Sanofi’s antigen is a Spike protein as well (the logical choice, as you can see from so many people using it), and their protein production platform is said to be able to deliver hundreds of millions of doses. Manufacturing capability is already being expanded on an at-risk basis, and “at-risk basis” is pretty much the slogan for the vaccine effort across the whole biopharma industry.

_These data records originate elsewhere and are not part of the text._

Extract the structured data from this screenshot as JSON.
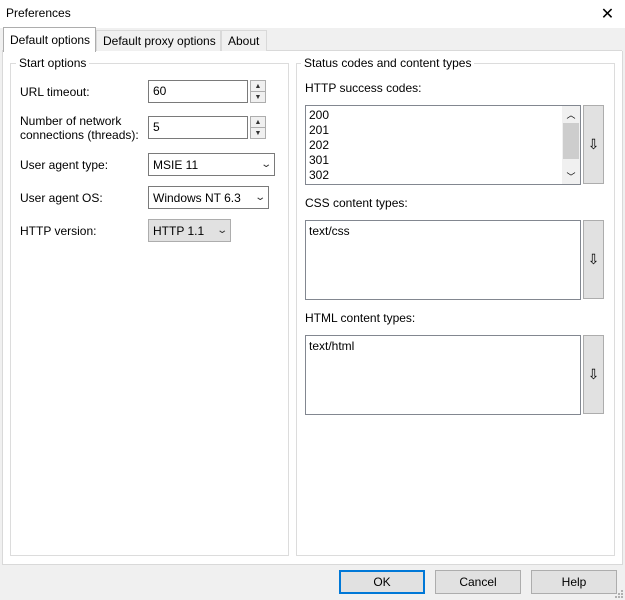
{
  "window": {
    "title": "Preferences",
    "close_glyph": "✕"
  },
  "tabs": [
    {
      "label": "Default options",
      "active": true
    },
    {
      "label": "Default proxy options",
      "active": false
    },
    {
      "label": "About",
      "active": false
    }
  ],
  "start_options": {
    "title": "Start options",
    "url_timeout": {
      "label": "URL timeout:",
      "value": "60"
    },
    "connections": {
      "label_line1": "Number of network",
      "label_line2": "connections (threads):",
      "value": "5"
    },
    "user_agent_type": {
      "label": "User agent type:",
      "value": "MSIE 11"
    },
    "user_agent_os": {
      "label": "User agent OS:",
      "value": "Windows NT 6.3"
    },
    "http_version": {
      "label": "HTTP version:",
      "value": "HTTP 1.1"
    }
  },
  "status_codes": {
    "title": "Status codes and content types",
    "http_success": {
      "label": "HTTP success codes:",
      "items": [
        "200",
        "201",
        "202",
        "301",
        "302"
      ]
    },
    "css_types": {
      "label": "CSS content types:",
      "items": [
        "text/css"
      ]
    },
    "html_types": {
      "label": "HTML content types:",
      "items": [
        "text/html"
      ]
    },
    "side_button_glyph": "⇩"
  },
  "icons": {
    "spin_up": "▲",
    "spin_down": "▼",
    "combo_arrow": "⌄",
    "scroll_up": "︿",
    "scroll_down": "﹀"
  },
  "footer": {
    "ok": "OK",
    "cancel": "Cancel",
    "help": "Help"
  },
  "colors": {
    "default_button_border": "#0078d7",
    "panel_bg": "#ffffff",
    "window_bg": "#f0f0f0"
  }
}
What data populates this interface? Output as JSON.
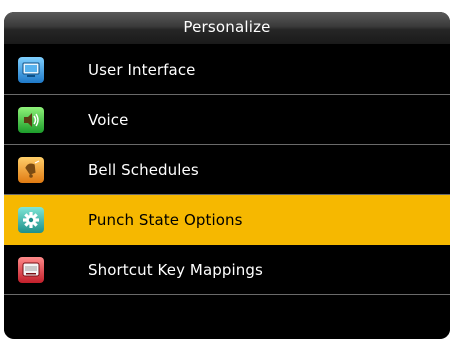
{
  "title": "Personalize",
  "menu": {
    "items": [
      {
        "label": "User Interface",
        "icon": "monitor-icon"
      },
      {
        "label": "Voice",
        "icon": "speaker-icon"
      },
      {
        "label": "Bell Schedules",
        "icon": "bell-icon"
      },
      {
        "label": "Punch State Options",
        "icon": "gear-icon",
        "selected": true
      },
      {
        "label": "Shortcut Key Mappings",
        "icon": "keyboard-key-icon"
      }
    ]
  },
  "colors": {
    "background": "#000000",
    "selected_row": "#f6b800",
    "divider": "#6a6a6a"
  }
}
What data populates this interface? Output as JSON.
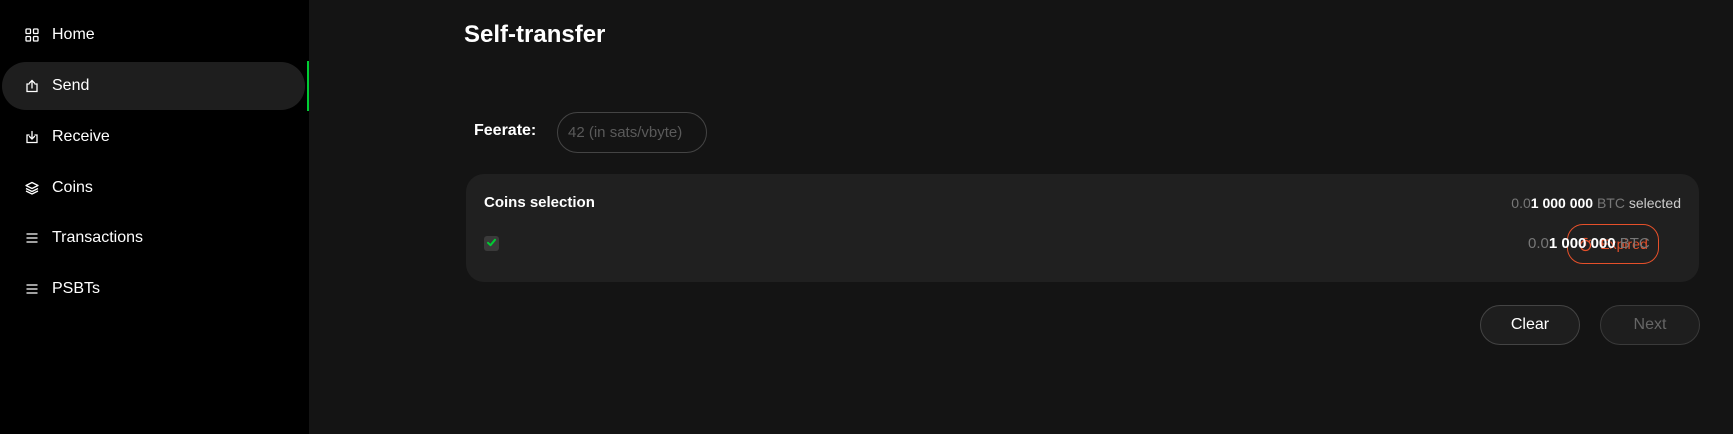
{
  "sidebar": {
    "items": [
      {
        "label": "Home",
        "icon": "home-grid-icon"
      },
      {
        "label": "Send",
        "icon": "send-icon",
        "active": true
      },
      {
        "label": "Receive",
        "icon": "receive-icon"
      },
      {
        "label": "Coins",
        "icon": "coins-layers-icon"
      },
      {
        "label": "Transactions",
        "icon": "list-icon"
      },
      {
        "label": "PSBTs",
        "icon": "list-icon"
      }
    ],
    "active_color": "#00cc33"
  },
  "main": {
    "title": "Self-transfer",
    "feerate": {
      "label": "Feerate:",
      "placeholder": "42 (in sats/vbyte)",
      "value": ""
    },
    "coins_selection": {
      "title": "Coins selection",
      "summary": {
        "amount_prefix": "0.0",
        "amount_main": "1 000 000",
        "unit": "BTC",
        "suffix": "selected"
      },
      "coins": [
        {
          "checked": true,
          "status": "Expired",
          "amount_prefix": "0.0",
          "amount_main": "1 000 000",
          "unit": "BTC"
        }
      ]
    },
    "buttons": {
      "clear": "Clear",
      "next": "Next"
    }
  },
  "colors": {
    "accent_green": "#00cc33",
    "expired_orange": "#e5502a"
  }
}
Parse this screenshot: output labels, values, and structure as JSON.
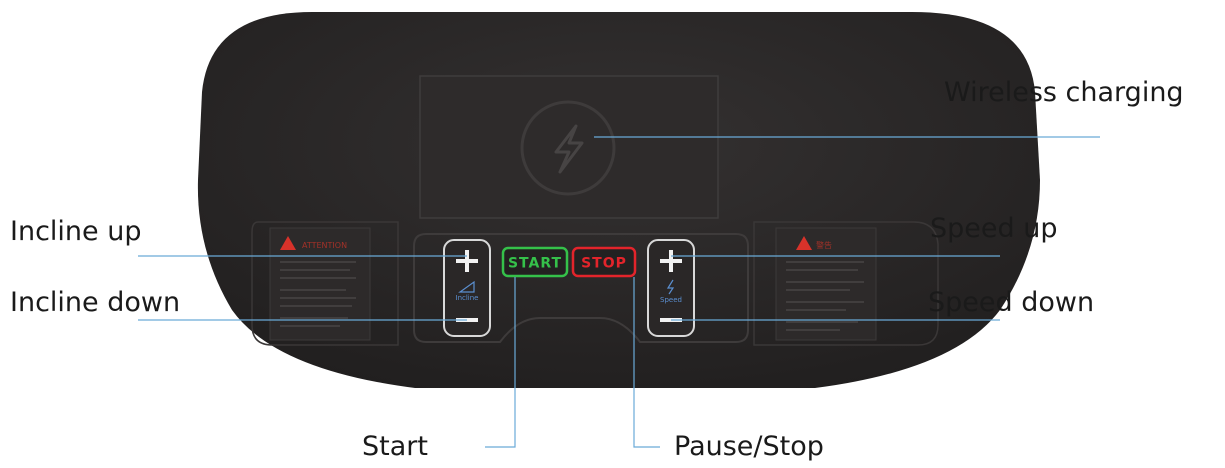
{
  "console": {
    "start_button_label": "START",
    "stop_button_label": "STOP",
    "incline_label": "Incline",
    "speed_label": "Speed",
    "attention_label": "ATTENTION",
    "warning_label_cjk": "警告",
    "plus_symbol": "+",
    "minus_symbol": "−"
  },
  "callouts": {
    "wireless_charging": "Wireless charging",
    "incline_up": "Incline up",
    "incline_down": "Incline down",
    "speed_up": "Speed up",
    "speed_down": "Speed down",
    "start": "Start",
    "pause_stop": "Pause/Stop"
  },
  "colors": {
    "console_body": "#2b2828",
    "leader_line": "#6aaad8",
    "start_green": "#35c14a",
    "stop_red": "#e3242b",
    "warning_red": "#d8322a"
  }
}
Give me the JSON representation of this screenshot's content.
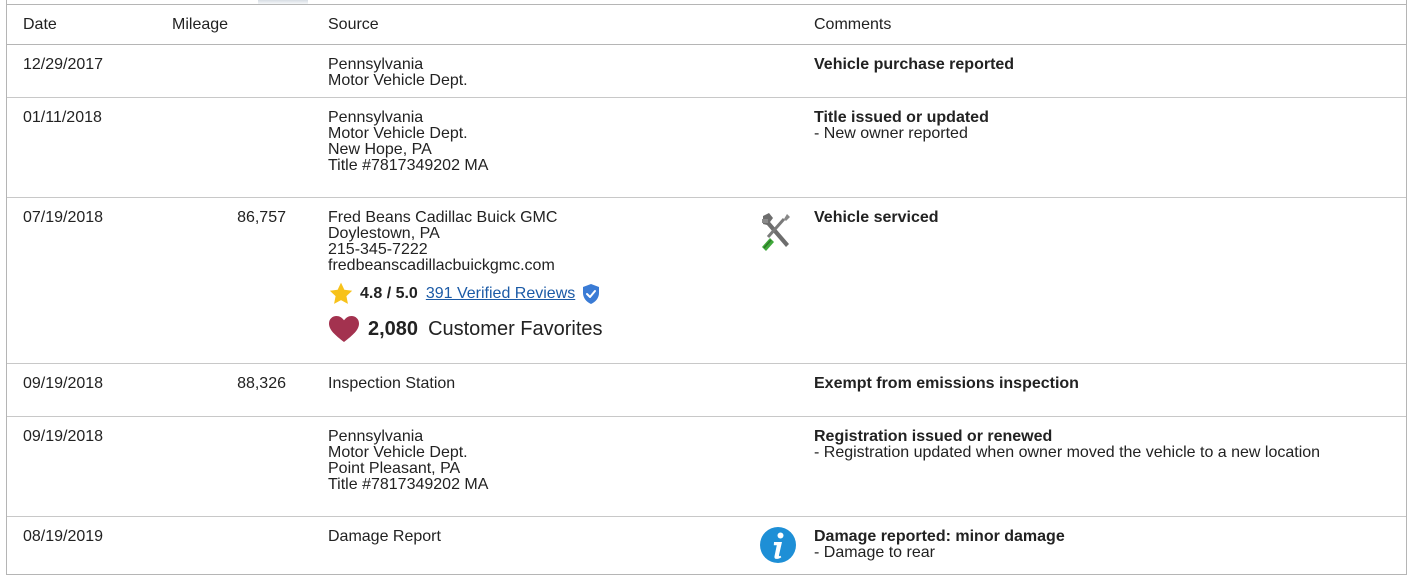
{
  "headers": {
    "date": "Date",
    "mileage": "Mileage",
    "source": "Source",
    "comments": "Comments"
  },
  "records": [
    {
      "date": "12/29/2017",
      "mileage": "",
      "source": [
        "Pennsylvania",
        "Motor Vehicle Dept."
      ],
      "comment_title": "Vehicle purchase reported",
      "comment_details": []
    },
    {
      "date": "01/11/2018",
      "mileage": "",
      "source": [
        "Pennsylvania",
        "Motor Vehicle Dept.",
        "New Hope, PA",
        "Title #7817349202 MA"
      ],
      "comment_title": "Title issued or updated",
      "comment_details": [
        "- New owner reported"
      ]
    },
    {
      "date": "07/19/2018",
      "mileage": "86,757",
      "source": [
        "Fred Beans Cadillac Buick GMC",
        "Doylestown, PA",
        "215-345-7222",
        "fredbeanscadillacbuickgmc.com"
      ],
      "rating": {
        "score": "4.8 / 5.0",
        "reviews_link": "391 Verified Reviews",
        "stars": 4.8
      },
      "favorites": {
        "count": "2,080",
        "label": "Customer Favorites"
      },
      "icon": "wrench-screwdriver-icon",
      "comment_title": "Vehicle serviced",
      "comment_details": []
    },
    {
      "date": "09/19/2018",
      "mileage": "88,326",
      "source": [
        "Inspection Station"
      ],
      "comment_title": "Exempt from emissions inspection",
      "comment_details": []
    },
    {
      "date": "09/19/2018",
      "mileage": "",
      "source": [
        "Pennsylvania",
        "Motor Vehicle Dept.",
        "Point Pleasant, PA",
        "Title #7817349202 MA"
      ],
      "comment_title": "Registration issued or renewed",
      "comment_details": [
        "- Registration updated when owner moved the vehicle to a new location"
      ]
    },
    {
      "date": "08/19/2019",
      "mileage": "",
      "source": [
        "Damage Report"
      ],
      "icon": "info-icon",
      "comment_title": "Damage reported: minor damage",
      "comment_details": [
        "- Damage to rear"
      ]
    }
  ],
  "colors": {
    "link": "#1b5aa6",
    "star": "#f7c21a",
    "heart": "#a3324f",
    "verified_badge": "#3a7bd5",
    "info_icon": "#1e8fd6",
    "border": "#b5b5b5"
  }
}
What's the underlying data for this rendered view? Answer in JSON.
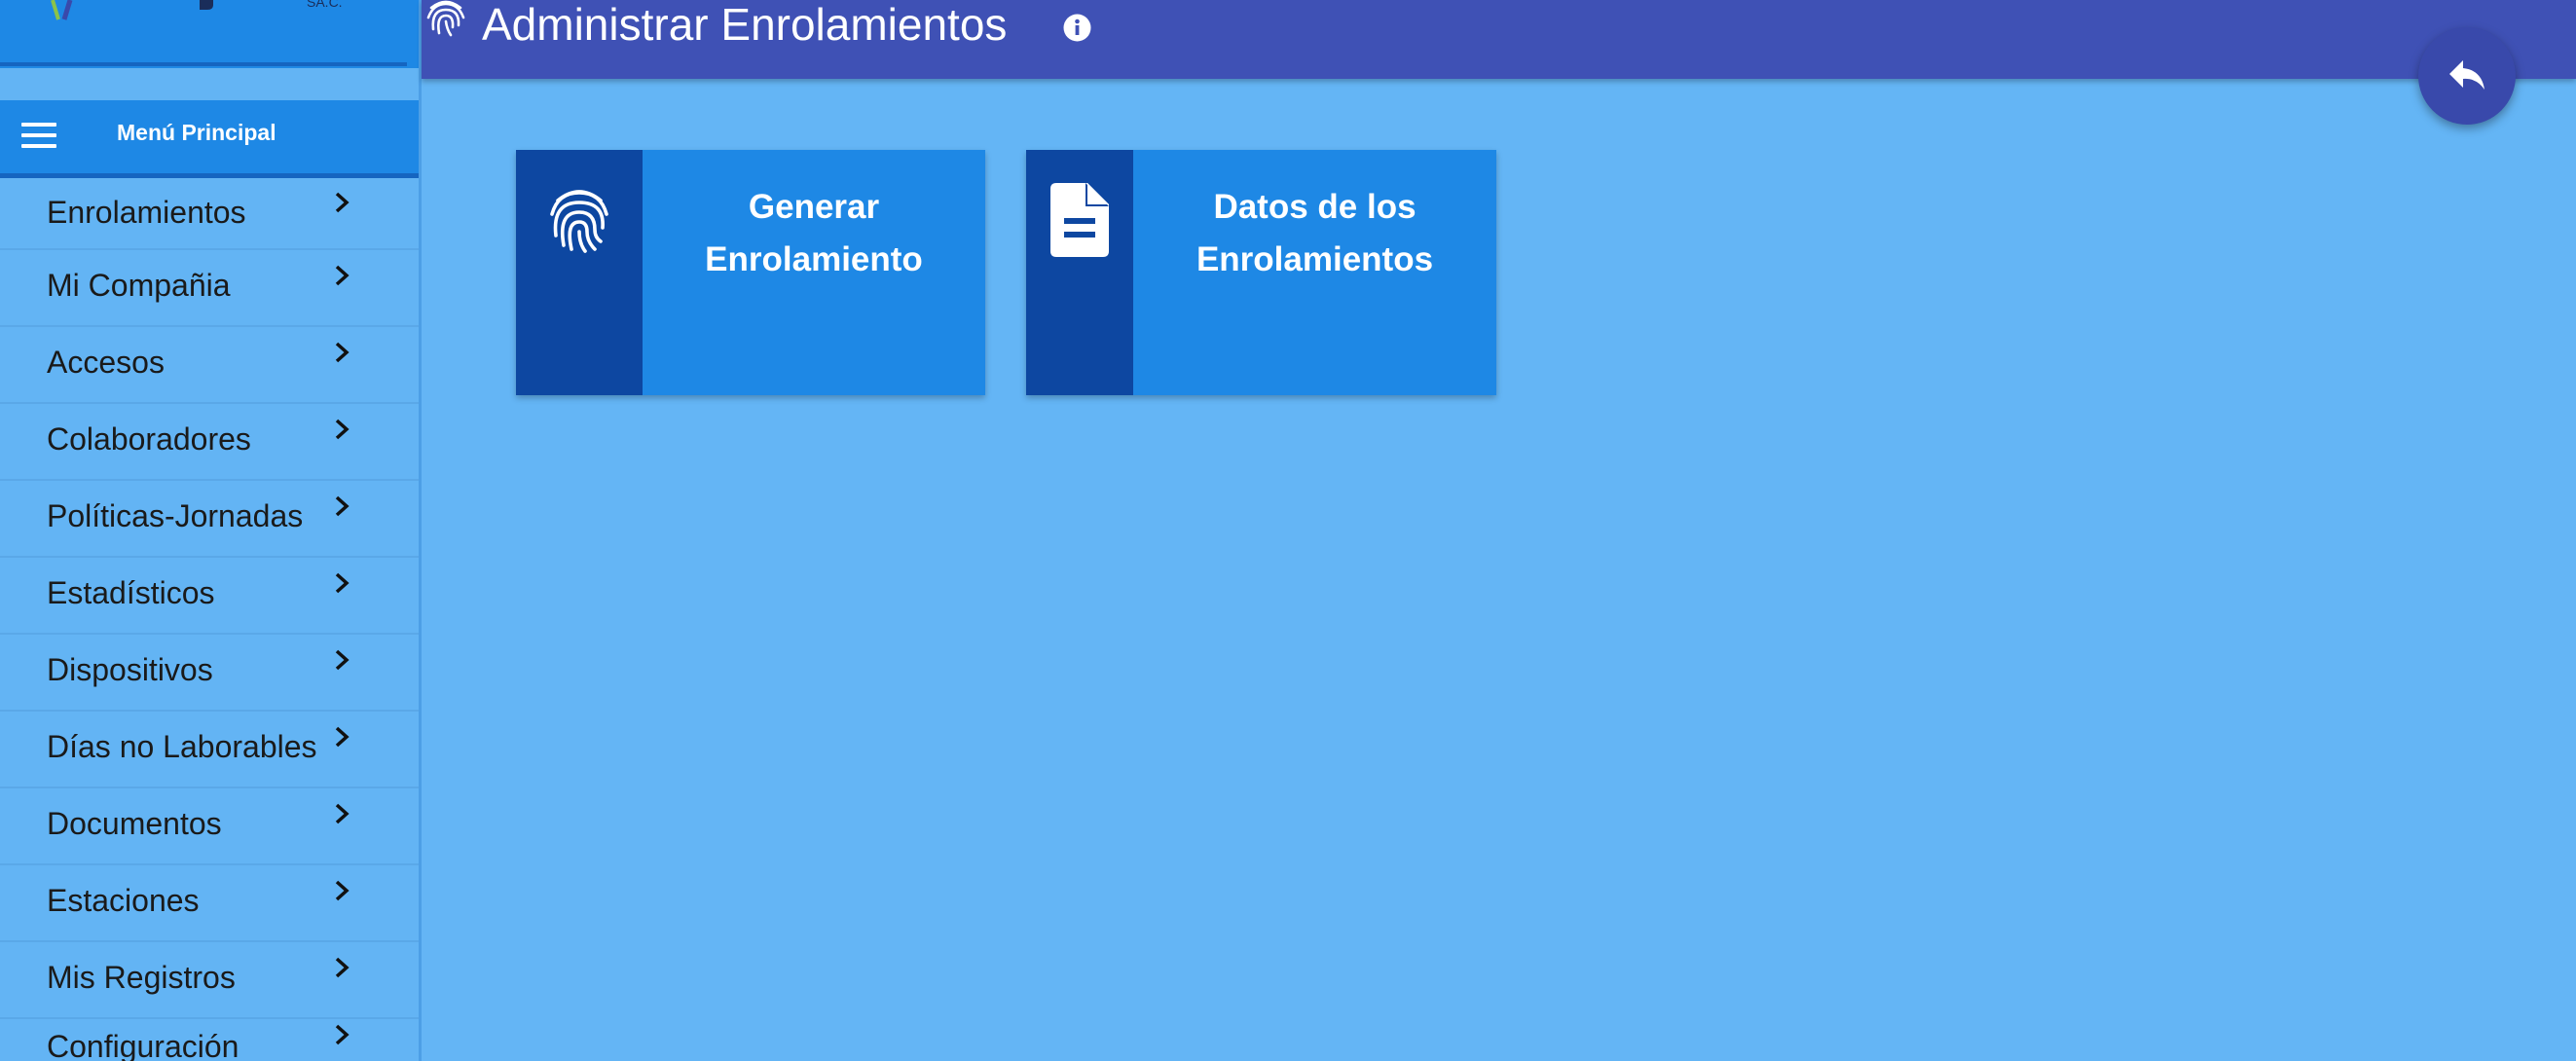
{
  "colors": {
    "background": "#64b5f5",
    "topbar": "#3f51b5",
    "menu_header": "#1e88e5",
    "card": "#1e88e5",
    "card_strip": "#0d47a1",
    "fab": "#3949ab"
  },
  "header": {
    "title": "Administrar Enrolamientos",
    "title_icon": "fingerprint-icon",
    "info_icon": "info-icon"
  },
  "fab": {
    "icon": "reply-icon"
  },
  "sidebar": {
    "logo_small_text": "SA.C.",
    "menu_title": "Menú Principal",
    "menu_icon": "hamburger-menu-icon",
    "items": [
      {
        "label": "Enrolamientos"
      },
      {
        "label": "Mi Compañia"
      },
      {
        "label": "Accesos"
      },
      {
        "label": "Colaboradores"
      },
      {
        "label": "Políticas-Jornadas"
      },
      {
        "label": "Estadísticos"
      },
      {
        "label": "Dispositivos"
      },
      {
        "label": "Días no Laborables"
      },
      {
        "label": "Documentos"
      },
      {
        "label": "Estaciones"
      },
      {
        "label": "Mis Registros"
      },
      {
        "label": "Configuración"
      }
    ]
  },
  "cards": [
    {
      "line1": "Generar",
      "line2": "Enrolamiento",
      "icon": "fingerprint-icon"
    },
    {
      "line1": "Datos de los",
      "line2": "Enrolamientos",
      "icon": "document-icon"
    }
  ]
}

Update, 4/28: here’s Sanofi’s CEO talking about [bloomberglaw.com] the manufacturing challenge. Note that he basically assumes that we’re going to end up with some sort of vaccine (he’s likely correct!), and that we need to be getting ready to produce enough of it. He’s saying that the GSK/Sanofi effort is “the best shot Europe has”.

Summary

So by my count, the biggest and most advanced programs include two inactivated virus vaccines, three different adenovirus vector vaccines, two mRNA possibilities, a DNA vaccine, and a recombinant protein. That’s a pretty good spread of mechanisms, and there are of course plenty more coming up right behind these. You cannot do the tiniest search for such information without being inundated with press releases about companies working on coronavirus vaccines – not complaining here – and moving on to smaller companies would make this post multiple times longer. I’ll update as more news comes out and add in more companies and candidates.